Normal wear and tear is the physical deterioration that occurs with normal use. Wear and tear generally excludes occupants’ or their guests’ negligence, carelessness, accident with, or abuse of the premises, fixtures, or chattel property. Normal wear and tear is deterioration or depreciation in value by ordinary and reasonable use.

Other signs of everyday wear and tear are worn electrical switches, frayed pull strings on blinds, lightly scuffed hardwood floors, loose caulking, peeling wallpaper, faded curtains, and dirty window screens. Time and regular daily use can cause any of these items to become worn, which does not constitute damage.

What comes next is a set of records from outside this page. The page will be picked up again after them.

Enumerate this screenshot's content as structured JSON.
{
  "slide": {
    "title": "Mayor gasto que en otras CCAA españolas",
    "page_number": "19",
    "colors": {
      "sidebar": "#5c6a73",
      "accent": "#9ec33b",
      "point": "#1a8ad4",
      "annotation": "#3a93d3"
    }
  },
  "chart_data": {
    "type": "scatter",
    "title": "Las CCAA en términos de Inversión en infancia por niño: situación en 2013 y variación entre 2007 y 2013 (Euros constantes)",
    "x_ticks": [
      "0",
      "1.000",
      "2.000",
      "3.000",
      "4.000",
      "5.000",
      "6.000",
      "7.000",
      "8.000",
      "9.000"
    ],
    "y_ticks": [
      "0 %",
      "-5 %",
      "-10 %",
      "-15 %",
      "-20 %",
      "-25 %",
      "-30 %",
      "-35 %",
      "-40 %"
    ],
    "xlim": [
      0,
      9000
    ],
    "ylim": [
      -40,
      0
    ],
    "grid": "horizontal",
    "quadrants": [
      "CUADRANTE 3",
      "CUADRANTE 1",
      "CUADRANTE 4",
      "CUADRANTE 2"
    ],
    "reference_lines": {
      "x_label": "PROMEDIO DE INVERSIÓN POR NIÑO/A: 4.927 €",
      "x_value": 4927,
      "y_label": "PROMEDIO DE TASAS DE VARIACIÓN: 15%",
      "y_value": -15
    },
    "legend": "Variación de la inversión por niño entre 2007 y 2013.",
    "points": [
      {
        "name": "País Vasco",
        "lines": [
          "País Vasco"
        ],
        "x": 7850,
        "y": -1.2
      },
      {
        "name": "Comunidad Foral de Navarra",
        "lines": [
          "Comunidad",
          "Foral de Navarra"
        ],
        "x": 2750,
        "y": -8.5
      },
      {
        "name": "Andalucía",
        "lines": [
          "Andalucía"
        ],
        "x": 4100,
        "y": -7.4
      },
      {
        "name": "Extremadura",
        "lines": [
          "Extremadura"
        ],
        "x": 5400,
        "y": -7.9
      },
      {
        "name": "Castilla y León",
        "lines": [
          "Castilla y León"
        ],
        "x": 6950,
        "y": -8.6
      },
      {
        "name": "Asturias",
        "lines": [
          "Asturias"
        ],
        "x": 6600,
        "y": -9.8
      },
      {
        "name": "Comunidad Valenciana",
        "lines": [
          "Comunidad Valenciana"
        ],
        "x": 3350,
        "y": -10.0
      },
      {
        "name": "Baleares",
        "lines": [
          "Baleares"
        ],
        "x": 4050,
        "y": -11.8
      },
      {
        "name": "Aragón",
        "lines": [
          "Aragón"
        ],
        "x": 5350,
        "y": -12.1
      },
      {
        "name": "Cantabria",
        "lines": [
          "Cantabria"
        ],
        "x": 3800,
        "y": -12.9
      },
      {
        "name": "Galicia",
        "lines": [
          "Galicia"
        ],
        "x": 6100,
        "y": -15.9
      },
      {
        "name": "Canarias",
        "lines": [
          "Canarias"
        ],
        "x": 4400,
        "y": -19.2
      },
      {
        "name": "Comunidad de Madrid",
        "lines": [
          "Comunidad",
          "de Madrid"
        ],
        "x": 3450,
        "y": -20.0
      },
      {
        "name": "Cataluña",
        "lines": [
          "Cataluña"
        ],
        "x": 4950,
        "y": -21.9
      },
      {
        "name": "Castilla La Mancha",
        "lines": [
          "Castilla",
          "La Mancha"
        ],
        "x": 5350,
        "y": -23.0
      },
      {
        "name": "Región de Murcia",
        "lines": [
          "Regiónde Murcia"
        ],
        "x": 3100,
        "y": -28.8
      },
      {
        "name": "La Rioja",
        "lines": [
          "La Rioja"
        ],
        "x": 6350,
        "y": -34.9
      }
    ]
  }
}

When a tenant causes damage beyond normal use, a landlord has cause to charge the tenant for the damages. This may include damages inflicted by the tenants, their guests, or pets.

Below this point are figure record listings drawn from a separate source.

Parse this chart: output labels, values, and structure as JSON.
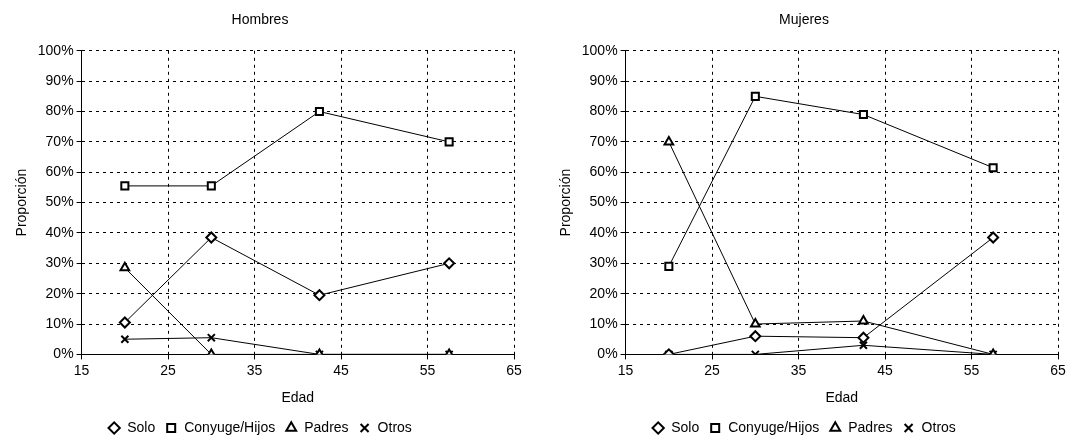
{
  "chart_data": [
    {
      "type": "line",
      "title": "Hombres",
      "xlabel": "Edad",
      "ylabel": "Proporción",
      "xlim": [
        15,
        65
      ],
      "xticks": [
        15,
        25,
        35,
        45,
        55,
        65
      ],
      "ylim": [
        0,
        100
      ],
      "yticks": [
        {
          "value": 0,
          "label": "0%"
        },
        {
          "value": 10,
          "label": "10%"
        },
        {
          "value": 20,
          "label": "20%"
        },
        {
          "value": 30,
          "label": "30%"
        },
        {
          "value": 40,
          "label": "40%"
        },
        {
          "value": 50,
          "label": "50%"
        },
        {
          "value": 60,
          "label": "60%"
        },
        {
          "value": 70,
          "label": "70%"
        },
        {
          "value": 80,
          "label": "80%"
        },
        {
          "value": 90,
          "label": "90%"
        },
        {
          "value": 100,
          "label": "100%"
        }
      ],
      "grid": true,
      "legend": "bottom",
      "series": [
        {
          "name": "Solo",
          "color": "#000000",
          "marker": "diamond",
          "x": [
            20,
            30,
            42.5,
            57.5
          ],
          "values": [
            10.5,
            38.5,
            19.5,
            30
          ]
        },
        {
          "name": "Conyuge/Hijos",
          "color": "#000000",
          "marker": "square",
          "x": [
            20,
            30,
            42.5,
            57.5
          ],
          "values": [
            55.5,
            55.5,
            80,
            70
          ]
        },
        {
          "name": "Padres",
          "color": "#000000",
          "marker": "triangle",
          "x": [
            20,
            30,
            42.5,
            57.5
          ],
          "values": [
            28.5,
            0,
            0,
            0
          ]
        },
        {
          "name": "Otros",
          "color": "#000000",
          "marker": "cross",
          "x": [
            20,
            30,
            42.5,
            57.5
          ],
          "values": [
            5,
            5.5,
            0,
            0
          ]
        }
      ]
    },
    {
      "type": "line",
      "title": "Mujeres",
      "xlabel": "Edad",
      "ylabel": "Proporción",
      "xlim": [
        15,
        65
      ],
      "xticks": [
        15,
        25,
        35,
        45,
        55,
        65
      ],
      "ylim": [
        0,
        100
      ],
      "yticks": [
        {
          "value": 0,
          "label": "0%"
        },
        {
          "value": 10,
          "label": "10%"
        },
        {
          "value": 20,
          "label": "20%"
        },
        {
          "value": 30,
          "label": "30%"
        },
        {
          "value": 40,
          "label": "40%"
        },
        {
          "value": 50,
          "label": "50%"
        },
        {
          "value": 60,
          "label": "60%"
        },
        {
          "value": 70,
          "label": "70%"
        },
        {
          "value": 80,
          "label": "80%"
        },
        {
          "value": 90,
          "label": "90%"
        },
        {
          "value": 100,
          "label": "100%"
        }
      ],
      "grid": true,
      "legend": "bottom",
      "series": [
        {
          "name": "Solo",
          "color": "#000000",
          "marker": "diamond",
          "x": [
            20,
            30,
            42.5,
            57.5
          ],
          "values": [
            0,
            6,
            5.5,
            38.5
          ]
        },
        {
          "name": "Conyuge/Hijos",
          "color": "#000000",
          "marker": "square",
          "x": [
            20,
            30,
            42.5,
            57.5
          ],
          "values": [
            29,
            85,
            79,
            61.5
          ]
        },
        {
          "name": "Padres",
          "color": "#000000",
          "marker": "triangle",
          "x": [
            20,
            30,
            42.5,
            57.5
          ],
          "values": [
            70,
            10,
            11,
            0
          ]
        },
        {
          "name": "Otros",
          "color": "#000000",
          "marker": "cross",
          "x": [
            20,
            30,
            42.5,
            57.5
          ],
          "values": [
            0,
            0,
            3,
            0
          ]
        }
      ]
    }
  ]
}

  • Matted carpet or furniture impressions are wear and tear; burned or stained carpeting is damage.
  • A few small nail holes are wear and tear; large holes in the walls constitute damage.
  • Fading or yellowing of paint is wear and tear; large stains on the walls and ripped wallpaper are damage.
  • If you have a leaky window that allows rain to blow in, have it repaired before it damages the woodwork around the window or the flooring.
  • If you have a dripping kitchen pipe, have it repaired before it causes the wood under the sink to rot.
  • If the wall behind a door is missing a doorstop, expect that the doorknob may punch a hole into the wall.
  • Worn carpet and linoleum, Stained carpet and linoleum
  • Cracks in walls caused by settling , Holes and dents in walls caused by accidents or carelessness
  • Garbage disposal that stops working because motor dies, Garbage disposal that breaks because a fork jammed inside.
  • Watering can left in yard, Trash pile in yard, outdoor furniture left on patio.
  • Laminate top separated from countertop base, Bums and chips in laminate countertop

Reasonableness of Wear and Tear

  • State law often defines the reasonableness of wear and tear, which often depends on the tenants’ length of residency. For instance, if the tenants lived in the property for three years, it may be reasonable to expect to paint the walls and clean the carpets. If the tenants lived in the property for six years, it may be reasonable to expect to replace the carpeting. The property owner typically bears the costs for normal wear and tear maintenance.
  • Many courts will allow you to prorate the useful life of a damaged item. If the court believes that the useful life of carpeting in a rental dwelling is five years, then the cost of replacing the carpeting would have to be prorated over a five-year period. You cannot charge the former tenant the full replacement amount if items are past or well into their life expectancy.
  • Keep in mind that the security deposit belongs to the tenants, and you act as an escrow agent to hold and care for the tenants ‘ deposit. However, the funds may revert to you at the end of the tenancy if you make a successful claim against the deposit (in compliance with local and state laws) or the tenants have otherwise forfeited the deposit through violation .
  • Common Sense should guide you through the decision of what portion, in any, of the security deposit is to be refunded. Just remember to keep good records and receipts. The ultimate determination of the deposit may be decided by a judge in court.